CAPITOLO 2
Il mondo si divideva in colori, solo così era possibile tracciare una linea, districarsi fra gli infiniti bivi della vita. Akshan aveva sempre agito così; niente dubbi, niente esitazioni;
nonostante le parole di Shadya, gli insegnamenti delle Sentinelle, quel dogma steso nelle
fangose strade di Marwi, nella solitudine di chi troppo giovane non aveva nessuno, lo
aiutava a non perdersi, a dire sto facendo la cosa giusta. Sempre. Jhin… Jhin non aveva
colori, una tonalità così neutra da risultare irritante; odorava di morte e sangue, senza
essersene scalfito, senza vacillare. Jhin lo confondeva… lo confondeva come nessun altro.
Miracolosamente erano riusciti a fuggire da Kenethet; miracolosamente, seguendo le sue
indicazioni mezze confuse, l’uomo aveva guidato il cavalcasabbia fino a casa; da lì Akshan
ricordava di essere svenuto. Eccolo ora, steso nel letto, la gamba sinistra fasciata. La ferita
doleva ancora, troppo, camminare era fuori discussione.
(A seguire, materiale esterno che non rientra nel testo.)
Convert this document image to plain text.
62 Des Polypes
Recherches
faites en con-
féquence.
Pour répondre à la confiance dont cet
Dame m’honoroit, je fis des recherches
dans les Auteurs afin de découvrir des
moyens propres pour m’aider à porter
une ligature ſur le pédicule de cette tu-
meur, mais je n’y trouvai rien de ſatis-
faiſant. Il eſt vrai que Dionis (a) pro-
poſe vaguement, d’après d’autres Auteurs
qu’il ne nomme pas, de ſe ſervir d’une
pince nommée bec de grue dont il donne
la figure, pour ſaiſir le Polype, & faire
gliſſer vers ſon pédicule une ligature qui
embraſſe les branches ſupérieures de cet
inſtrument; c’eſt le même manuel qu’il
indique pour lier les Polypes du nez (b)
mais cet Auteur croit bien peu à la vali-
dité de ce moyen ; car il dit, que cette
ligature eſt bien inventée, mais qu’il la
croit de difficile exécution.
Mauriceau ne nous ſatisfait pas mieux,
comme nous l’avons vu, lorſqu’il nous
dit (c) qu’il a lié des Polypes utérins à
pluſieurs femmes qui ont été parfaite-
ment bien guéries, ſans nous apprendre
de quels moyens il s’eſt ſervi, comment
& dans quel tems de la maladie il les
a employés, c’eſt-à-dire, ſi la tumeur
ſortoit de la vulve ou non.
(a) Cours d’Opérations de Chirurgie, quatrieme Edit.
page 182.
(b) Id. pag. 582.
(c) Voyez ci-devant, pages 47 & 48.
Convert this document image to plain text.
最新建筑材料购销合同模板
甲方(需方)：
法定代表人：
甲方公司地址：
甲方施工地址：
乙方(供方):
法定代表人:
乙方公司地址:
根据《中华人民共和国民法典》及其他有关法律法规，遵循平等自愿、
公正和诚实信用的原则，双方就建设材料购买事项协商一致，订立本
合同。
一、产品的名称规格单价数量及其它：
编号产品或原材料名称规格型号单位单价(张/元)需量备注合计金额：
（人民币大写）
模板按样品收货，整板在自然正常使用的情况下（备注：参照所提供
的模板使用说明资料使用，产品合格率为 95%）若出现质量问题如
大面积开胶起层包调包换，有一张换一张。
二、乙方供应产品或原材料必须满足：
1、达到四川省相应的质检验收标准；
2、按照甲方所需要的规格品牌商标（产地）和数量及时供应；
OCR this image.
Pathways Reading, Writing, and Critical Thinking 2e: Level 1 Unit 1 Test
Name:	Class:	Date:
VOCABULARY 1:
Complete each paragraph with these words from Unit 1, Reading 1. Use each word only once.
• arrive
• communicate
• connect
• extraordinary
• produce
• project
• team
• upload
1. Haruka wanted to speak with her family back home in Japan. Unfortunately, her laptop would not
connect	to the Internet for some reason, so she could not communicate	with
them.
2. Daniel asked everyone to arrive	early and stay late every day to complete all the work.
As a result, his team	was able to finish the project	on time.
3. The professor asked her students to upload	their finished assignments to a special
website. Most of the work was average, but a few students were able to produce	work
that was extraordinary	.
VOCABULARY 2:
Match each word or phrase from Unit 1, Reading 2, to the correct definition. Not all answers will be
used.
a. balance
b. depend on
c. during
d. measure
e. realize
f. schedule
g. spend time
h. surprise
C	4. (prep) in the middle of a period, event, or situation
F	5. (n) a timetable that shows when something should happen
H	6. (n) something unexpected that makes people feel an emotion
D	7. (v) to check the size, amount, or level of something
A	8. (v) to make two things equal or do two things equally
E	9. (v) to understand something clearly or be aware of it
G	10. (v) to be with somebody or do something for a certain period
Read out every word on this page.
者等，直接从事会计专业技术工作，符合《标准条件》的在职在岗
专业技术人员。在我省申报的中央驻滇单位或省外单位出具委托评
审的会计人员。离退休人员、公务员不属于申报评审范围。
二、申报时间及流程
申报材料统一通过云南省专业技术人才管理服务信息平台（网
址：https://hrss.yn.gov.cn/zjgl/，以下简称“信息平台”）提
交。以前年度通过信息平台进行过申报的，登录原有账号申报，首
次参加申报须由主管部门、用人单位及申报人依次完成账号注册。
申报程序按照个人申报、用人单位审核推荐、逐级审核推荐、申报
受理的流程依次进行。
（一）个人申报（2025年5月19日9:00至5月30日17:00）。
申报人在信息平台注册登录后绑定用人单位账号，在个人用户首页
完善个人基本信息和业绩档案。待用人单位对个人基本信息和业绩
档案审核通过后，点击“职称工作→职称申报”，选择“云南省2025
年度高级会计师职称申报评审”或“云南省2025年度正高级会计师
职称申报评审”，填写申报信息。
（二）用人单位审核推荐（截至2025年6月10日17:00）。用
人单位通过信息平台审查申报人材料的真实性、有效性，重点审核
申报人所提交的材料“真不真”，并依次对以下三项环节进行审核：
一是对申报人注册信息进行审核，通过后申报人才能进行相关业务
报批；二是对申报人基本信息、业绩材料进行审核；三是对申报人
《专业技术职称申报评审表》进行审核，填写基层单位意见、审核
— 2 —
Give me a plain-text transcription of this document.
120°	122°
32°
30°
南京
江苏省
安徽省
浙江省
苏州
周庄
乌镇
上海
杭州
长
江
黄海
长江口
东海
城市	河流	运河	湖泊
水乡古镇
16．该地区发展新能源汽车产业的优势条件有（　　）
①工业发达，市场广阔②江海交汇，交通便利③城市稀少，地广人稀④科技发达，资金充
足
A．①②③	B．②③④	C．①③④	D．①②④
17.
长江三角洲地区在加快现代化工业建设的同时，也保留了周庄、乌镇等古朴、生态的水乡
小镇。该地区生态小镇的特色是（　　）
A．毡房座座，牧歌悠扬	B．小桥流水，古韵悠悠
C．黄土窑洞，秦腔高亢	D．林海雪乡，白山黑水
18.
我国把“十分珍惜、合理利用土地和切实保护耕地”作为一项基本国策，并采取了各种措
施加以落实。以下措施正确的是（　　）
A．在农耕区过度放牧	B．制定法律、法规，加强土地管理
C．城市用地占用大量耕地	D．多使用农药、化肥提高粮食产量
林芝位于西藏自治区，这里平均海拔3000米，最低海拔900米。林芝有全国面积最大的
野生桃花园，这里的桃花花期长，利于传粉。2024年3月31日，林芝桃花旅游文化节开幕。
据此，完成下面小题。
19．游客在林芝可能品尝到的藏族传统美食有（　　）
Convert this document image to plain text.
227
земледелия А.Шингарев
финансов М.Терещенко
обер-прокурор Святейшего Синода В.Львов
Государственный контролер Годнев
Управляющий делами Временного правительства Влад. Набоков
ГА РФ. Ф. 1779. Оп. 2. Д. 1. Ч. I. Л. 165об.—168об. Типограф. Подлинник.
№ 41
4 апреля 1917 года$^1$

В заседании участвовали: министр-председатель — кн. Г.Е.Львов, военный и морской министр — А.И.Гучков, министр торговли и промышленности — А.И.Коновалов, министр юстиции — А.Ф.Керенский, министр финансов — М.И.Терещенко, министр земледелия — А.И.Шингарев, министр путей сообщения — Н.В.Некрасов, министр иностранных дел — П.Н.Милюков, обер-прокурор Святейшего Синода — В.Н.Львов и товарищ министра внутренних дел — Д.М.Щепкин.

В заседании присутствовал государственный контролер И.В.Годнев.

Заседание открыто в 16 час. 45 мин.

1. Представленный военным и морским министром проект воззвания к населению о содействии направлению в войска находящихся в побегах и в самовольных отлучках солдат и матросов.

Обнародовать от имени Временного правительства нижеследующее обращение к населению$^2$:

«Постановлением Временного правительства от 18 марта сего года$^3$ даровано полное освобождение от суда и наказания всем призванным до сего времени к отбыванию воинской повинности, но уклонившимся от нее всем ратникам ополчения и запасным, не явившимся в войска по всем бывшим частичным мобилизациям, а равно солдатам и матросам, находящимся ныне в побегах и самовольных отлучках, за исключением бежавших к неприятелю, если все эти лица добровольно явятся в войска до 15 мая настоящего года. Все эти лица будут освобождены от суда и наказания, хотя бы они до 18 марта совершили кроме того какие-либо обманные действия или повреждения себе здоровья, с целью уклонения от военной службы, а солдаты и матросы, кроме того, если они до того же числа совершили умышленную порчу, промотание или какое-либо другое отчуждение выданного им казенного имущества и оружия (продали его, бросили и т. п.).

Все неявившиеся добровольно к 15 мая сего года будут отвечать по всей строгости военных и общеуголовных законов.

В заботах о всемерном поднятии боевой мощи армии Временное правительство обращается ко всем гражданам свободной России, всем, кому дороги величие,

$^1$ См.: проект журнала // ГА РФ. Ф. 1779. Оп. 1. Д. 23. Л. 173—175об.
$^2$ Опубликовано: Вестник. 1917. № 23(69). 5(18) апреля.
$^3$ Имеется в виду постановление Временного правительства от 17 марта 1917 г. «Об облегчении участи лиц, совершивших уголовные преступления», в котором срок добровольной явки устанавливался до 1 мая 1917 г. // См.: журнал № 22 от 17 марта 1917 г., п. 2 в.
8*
A lato, scavato nella roccia, dove
la formazione continuava alla stessa altezza, ritrovò tutto; l’Assolutore, il boomerang, il mantello piegato con cura. No… non riusciva a capire. Attorno tutto era rimasto come
prima della partenza; libri e rotoli gettati in un angolo, il basso tavolino pieno di utensili,
vasi contenenti olio e acqua sulla parete destra, tappetti e cuscini disposti a terra, un telo
scuro a delimitare l'entrata bassa e irregolare della grotta. Colori caldi, il sapore del
deserto… poi Jhin entrò, portando l’imperscrutabile neutralità, qualcosa che strideva con gli abiti; una veste viola legata in vita da una corda indaco, pantaloni scuri e morbidi,
e, soprattutto, elaborati stivali in metallo color oro. Non indossava più l’inquietante maschera, ma perfino il viso appariva indefinito, avvolto da una magia sconosciuta, dove
l’assenza di particolari si mischiava al fascino. No… proprio non riusciva a comprendere.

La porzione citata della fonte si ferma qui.